Reviews, especially for live performance, are done on a freelance basis, often unpaid or amongst other writing work. There are many writers around who could review but lack the platform, desire or privilege to spend the time to do so. The question, of course, is about who wants to invest to fill this gap. New Mirrors, a report resulting from research carried out by Rosabel Tan and Dr James Wenley on behalf of Creative New Zealand, about challenges within the current arts and culture media ecosystem, offered recommendations that feel like distant goals. These include a specialised fund for arts and culture media and an Arts Media Centre to act as an educational hub similar to the Science Media Centre, which aims to bridge the gap between journalists and researchers to better represent science in the media.

As both an artist and a journalist, I worry about where the money for either will come from. Should the media sector be able to draw on funding set aside for the arts and culture sector? Do we have the writers and creators who could create and curate this media? And finally, sadly, would anybody consume this media if it was there?

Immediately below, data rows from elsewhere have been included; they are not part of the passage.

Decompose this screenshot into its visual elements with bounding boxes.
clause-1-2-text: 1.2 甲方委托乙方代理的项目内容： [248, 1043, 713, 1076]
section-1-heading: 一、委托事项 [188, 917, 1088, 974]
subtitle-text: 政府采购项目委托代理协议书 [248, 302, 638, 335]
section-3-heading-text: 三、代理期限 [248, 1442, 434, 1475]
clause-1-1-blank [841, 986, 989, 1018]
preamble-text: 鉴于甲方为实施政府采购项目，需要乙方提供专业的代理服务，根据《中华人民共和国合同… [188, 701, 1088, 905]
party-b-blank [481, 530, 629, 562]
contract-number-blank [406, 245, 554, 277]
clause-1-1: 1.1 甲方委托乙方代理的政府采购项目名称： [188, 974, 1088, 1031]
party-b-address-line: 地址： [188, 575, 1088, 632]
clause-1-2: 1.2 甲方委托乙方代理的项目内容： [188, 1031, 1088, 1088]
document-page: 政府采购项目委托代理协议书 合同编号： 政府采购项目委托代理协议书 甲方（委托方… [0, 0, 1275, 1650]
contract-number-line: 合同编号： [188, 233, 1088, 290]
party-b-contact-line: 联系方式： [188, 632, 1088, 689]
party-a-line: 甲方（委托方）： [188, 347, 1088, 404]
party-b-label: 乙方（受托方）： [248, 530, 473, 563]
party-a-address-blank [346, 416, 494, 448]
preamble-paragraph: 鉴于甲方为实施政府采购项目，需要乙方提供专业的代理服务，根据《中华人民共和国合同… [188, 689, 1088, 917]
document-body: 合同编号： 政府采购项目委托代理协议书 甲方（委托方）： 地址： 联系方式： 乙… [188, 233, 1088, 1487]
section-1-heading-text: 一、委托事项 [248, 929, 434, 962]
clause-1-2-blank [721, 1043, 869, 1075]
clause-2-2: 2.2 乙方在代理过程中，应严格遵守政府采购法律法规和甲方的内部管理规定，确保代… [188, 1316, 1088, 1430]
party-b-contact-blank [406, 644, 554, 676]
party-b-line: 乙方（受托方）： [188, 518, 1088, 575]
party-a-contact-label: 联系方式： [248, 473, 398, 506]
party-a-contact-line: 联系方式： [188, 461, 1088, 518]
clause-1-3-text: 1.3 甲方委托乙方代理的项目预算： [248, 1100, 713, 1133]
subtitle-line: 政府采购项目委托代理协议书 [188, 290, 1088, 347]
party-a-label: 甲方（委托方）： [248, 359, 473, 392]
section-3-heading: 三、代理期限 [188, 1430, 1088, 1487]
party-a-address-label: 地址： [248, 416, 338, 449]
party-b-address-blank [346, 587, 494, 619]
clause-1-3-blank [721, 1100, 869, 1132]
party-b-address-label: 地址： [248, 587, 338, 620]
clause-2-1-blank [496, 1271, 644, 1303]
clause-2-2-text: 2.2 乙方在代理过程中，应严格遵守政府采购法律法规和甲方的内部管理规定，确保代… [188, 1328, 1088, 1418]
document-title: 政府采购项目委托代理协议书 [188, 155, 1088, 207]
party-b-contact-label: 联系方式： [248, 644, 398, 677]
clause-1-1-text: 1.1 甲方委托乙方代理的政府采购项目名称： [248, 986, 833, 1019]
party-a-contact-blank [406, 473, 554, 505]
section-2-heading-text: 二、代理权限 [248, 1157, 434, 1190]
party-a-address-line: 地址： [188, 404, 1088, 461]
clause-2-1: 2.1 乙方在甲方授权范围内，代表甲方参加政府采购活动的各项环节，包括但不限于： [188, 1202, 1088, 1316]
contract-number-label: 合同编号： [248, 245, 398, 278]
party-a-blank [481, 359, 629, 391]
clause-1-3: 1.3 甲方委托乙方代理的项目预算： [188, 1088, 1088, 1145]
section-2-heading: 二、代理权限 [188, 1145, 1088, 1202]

Who suffers when good criticism doesn’t exist? Artists, obviously — though few critics write reviews with the intention that they act as feedback for the artist rather than a response for the audience. History is affected too, as mentioned by journalist Charlie Gates in the New Mirrors report: “Often a review is the only record that is left of a piece of theatre.” I imagine this is becoming true for more artforms — TV shows that never get written about, exhibitions that come and go, dance works that pop up for three days and then never again. Criticism doesn’t just exist for the present, it exists to preserve the present into the future.

But the people who suffer most are the audiences. Criticism exists primarily for the audience. A good piece of critical text exists alongside a piece of art, shining another light on it. It deepens appreciation and understanding, and puts the work in context. But that single spotlight is not the dream. The dream is a kaleidoscope of responses, the beams of different lights illuminating different perspectives and highlighting different aspects of the work. Right now, we’re lucky to get one dim light per piece of work.